The city then decided to challenge the constitutionality of the law, and a Washington County judge ruled that they could continue to enforce their ordinance until their challenge is decided.
But the state supreme court overturned the county judge’s decision, ruling that the judge exceeded his jurisdiction.
This doesn’t mean that the ICIA is constitutional. In 1996, the Supreme Court in Romer v. Evans overturned a Colorado ballot initiative that banned cities and counties from passing LGB-inclusive civil rights laws.
In his ruling, Justice Anthony Kennedy wrote, “Its sheer breadth is so discontinuous with the reasons offered for it that the amendment seems inexplicable by anything but animus toward the class that it affects; it lacks a rational relationship to legitimate state interests.”
Today, three states have laws banning cities and counties from passing LGBTQ anti-discrimination laws.
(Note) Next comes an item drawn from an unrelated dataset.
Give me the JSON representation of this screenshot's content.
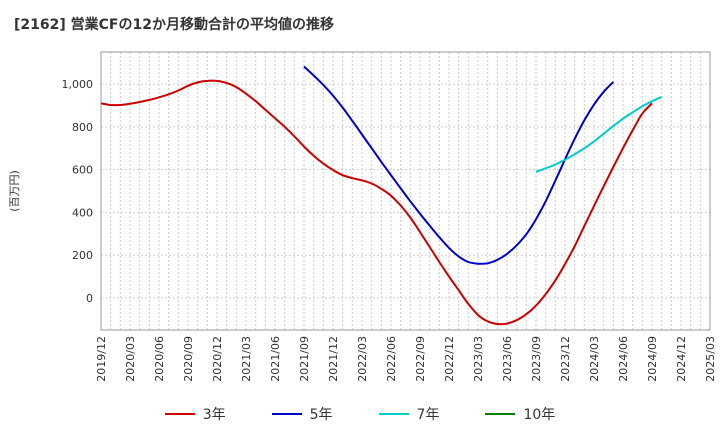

North Carolina and Tennessee are the other two.
Arkansas’s law, unlike Colorado’s, doesn’t mention LGBTQ people by name. Colorado’s law specifically named people who engage in “homosexual, lesbian or bisexual orientation, conduct, practices or relationships.”
Arkansas’s law, though, says that cities and counties can’t protect people who aren’t protected by state law, apparently to preempt arguments that they’re specifically targeting LGBTQ people. Instead, the law is framed as helping businesses with a uniform set of regulations throughout the state.
“Today’s unanimous decisions reaffirm the state’s authority to ensure uniformity of anti-discrimination laws statewide and to prevent businesses from facing a patchwork of nondiscrimination ordinances,” said Republican Attorney General Leslie Rutledge, who is fighting against LGBTQ protections in Fayetteville.
Of course, an astute observer might note that the ICIA is only focused on anti-discrimination ordinances and, outside of that, does absolutely nothing to ensure that counties and cities have the same business regulations.
If the state’s interest is only in making regulations easier for businesses, it’s odd that the state doesn’t care about, for example, cities and counties that have their own sales taxes.
The state could also add sexual orientation and gender identity to its civil rights law, if its only concern is uniformity. According to a 2017 Public Religion Research Institute poll, 64% of people in Arkansas support LGBTQ anti-discrimination laws.